Цыбуля замотал головой:
– Не-е, это не воровство, это по-другому называется.
– Почему это?
– А потому что мародерство! – сплюнул, спустился с крыльца, пнул БТР по колесу. – И ни хрена ты с этим не сделаешь! Видишь же – это не бандиты какие-нибудь. Обычные крестьяне. Хозяйственные! Сербы уехали – так что ж добру пропадать?
Коновалов продолжал смотреть в бинокль.
Из дома выносили последнее: банки с краской, туалетную бумагу, связанные веревкой стопки газет. Громоздкий допотопный телевизор и лакированную тумбу взгромоздили поверх всего остального. Прицеп заполнился «с горкой».
Пока все рассаживались, парень вернулся в дом. Вскоре вышел, вытряхивая под ноги остатки жидкости из полупрозрачной бутыли.
Коля Коновалов, которого обычно ничем не проймешь, хоть кол на голове теши, тут заволновался, засопел.
– Зачем? Зачем так-то?
Парень чиркнул зажигалкой, поджег клок газетной бумаги и швырнул его в дверь. Дом вспыхнул как свечка. Дети в прицепе захлопали в ладоши от восторга. Парень подбежал к трактору, что-то весело объясняя, прыгнул к ним. Трактор тронулся.
– Цыбуль! Цыбуль, они дом спалили!
Цыбуля зло вышагивал от переднего колеса БТР к заднему.
– Это же чей-то был дом! – Коля не находил себе места. – Кто-то строил его, крышу крыл, полы в нем мыл, пыль вытирал. Почему они так? Это же не их!
– А вот потому, что это не их, суки бездушные! Меня, Коля, больше волнует вот какой вопрос: мы тут так и будем сидеть, квадратик взлетной полосы беречь? Это важно, понимаю, стратегия-политика, но если мне каждый день будут такое кино показывать, – Цыбуля ткнул трясущимся пальцем в сторону горящего дома, – то я точно быстро с катушек съеду!
– Мотор!
– Какой еще…
Коновалов уже бежал к «девятнадцатому»:
– Я в печку, ты к бревну, по инструкции! Едет кто-то.

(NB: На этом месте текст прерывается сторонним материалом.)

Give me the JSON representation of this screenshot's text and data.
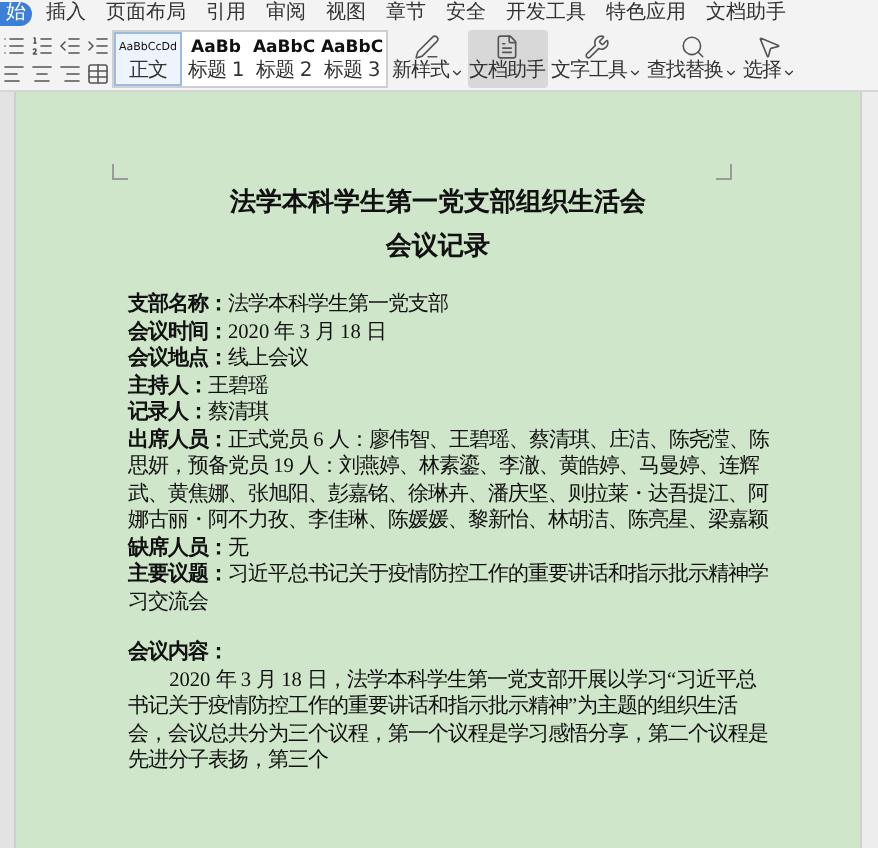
{
  "menu_tabs": [
    {
      "label": "始",
      "selected": true
    },
    {
      "label": "插入",
      "selected": false
    },
    {
      "label": "页面布局",
      "selected": false
    },
    {
      "label": "引用",
      "selected": false
    },
    {
      "label": "审阅",
      "selected": false
    },
    {
      "label": "视图",
      "selected": false
    },
    {
      "label": "章节",
      "selected": false
    },
    {
      "label": "安全",
      "selected": false
    },
    {
      "label": "开发工具",
      "selected": false
    },
    {
      "label": "特色应用",
      "selected": false
    },
    {
      "label": "文档助手",
      "selected": false
    }
  ],
  "styles": [
    {
      "sample": "AaBbCcDd",
      "label": "正文",
      "selected": true
    },
    {
      "sample": "AaBb",
      "label": "标题 1",
      "selected": false
    },
    {
      "sample": "AaBbC",
      "label": "标题 2",
      "selected": false
    },
    {
      "sample": "AaBbC",
      "label": "标题 3",
      "selected": false
    }
  ],
  "tools": [
    {
      "kind": "new-style",
      "label": "新样式",
      "dropdown": true,
      "selected": false
    },
    {
      "kind": "assistant",
      "label": "文档助手",
      "dropdown": false,
      "selected": true
    },
    {
      "kind": "text-tools",
      "label": "文字工具",
      "dropdown": true,
      "selected": false
    },
    {
      "kind": "find",
      "label": "查找替换",
      "dropdown": true,
      "selected": false
    },
    {
      "kind": "select",
      "label": "选择",
      "dropdown": true,
      "selected": false
    }
  ],
  "document": {
    "title": "法学本科学生第一党支部组织生活会",
    "subtitle": "会议记录",
    "fields": [
      {
        "label": "支部名称：",
        "value": "法学本科学生第一党支部"
      },
      {
        "label": "会议时间：",
        "value": "2020 年 3 月 18 日"
      },
      {
        "label": "会议地点：",
        "value": "线上会议"
      },
      {
        "label": "主持人：",
        "value": "王碧瑶"
      },
      {
        "label": "记录人：",
        "value": "蔡清琪"
      },
      {
        "label": "出席人员：",
        "value": "正式党员 6 人：廖伟智、王碧瑶、蔡清琪、庄洁、陈尧滢、陈思妍，预备党员 19 人：刘燕婷、林素鎏、李澈、黄皓婷、马曼婷、连辉武、黄焦娜、张旭阳、彭嘉铭、徐琳卉、潘庆坚、则拉莱・达吾提江、阿娜古丽・阿不力孜、李佳琳、陈媛媛、黎新怡、林胡洁、陈亮星、梁嘉颖"
      },
      {
        "label": "缺席人员：",
        "value": "无"
      },
      {
        "label": "主要议题：",
        "value": "习近平总书记关于疫情防控工作的重要讲话和指示批示精神学习交流会"
      }
    ],
    "content_heading": "会议内容：",
    "content": "2020 年 3 月 18 日，法学本科学生第一党支部开展以学习“习近平总书记关于疫情防控工作的重要讲话和指示批示精神”为主题的组织生活会，会议总共分为三个议程，第一个议程是学习感悟分享，第二个议程是先进分子表扬，第三个"
  }
}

И нырнул в башню. Цыбуля поправил на плече автомат, подошел к шлагбауму. Из-за поворота показалась старая разбитая легковушка, в салоне – трое.
Увидев блокпост, водитель остановился метрах в тридцати, развернул машину поперек дороги. Темноволосые бородатые мужики через открытые окна уставились на Цыбулю. После минутной игры в гляделки один медленно провел большим пальцем себе по горлу. Машина тронулась и вскоре скрылась из виду.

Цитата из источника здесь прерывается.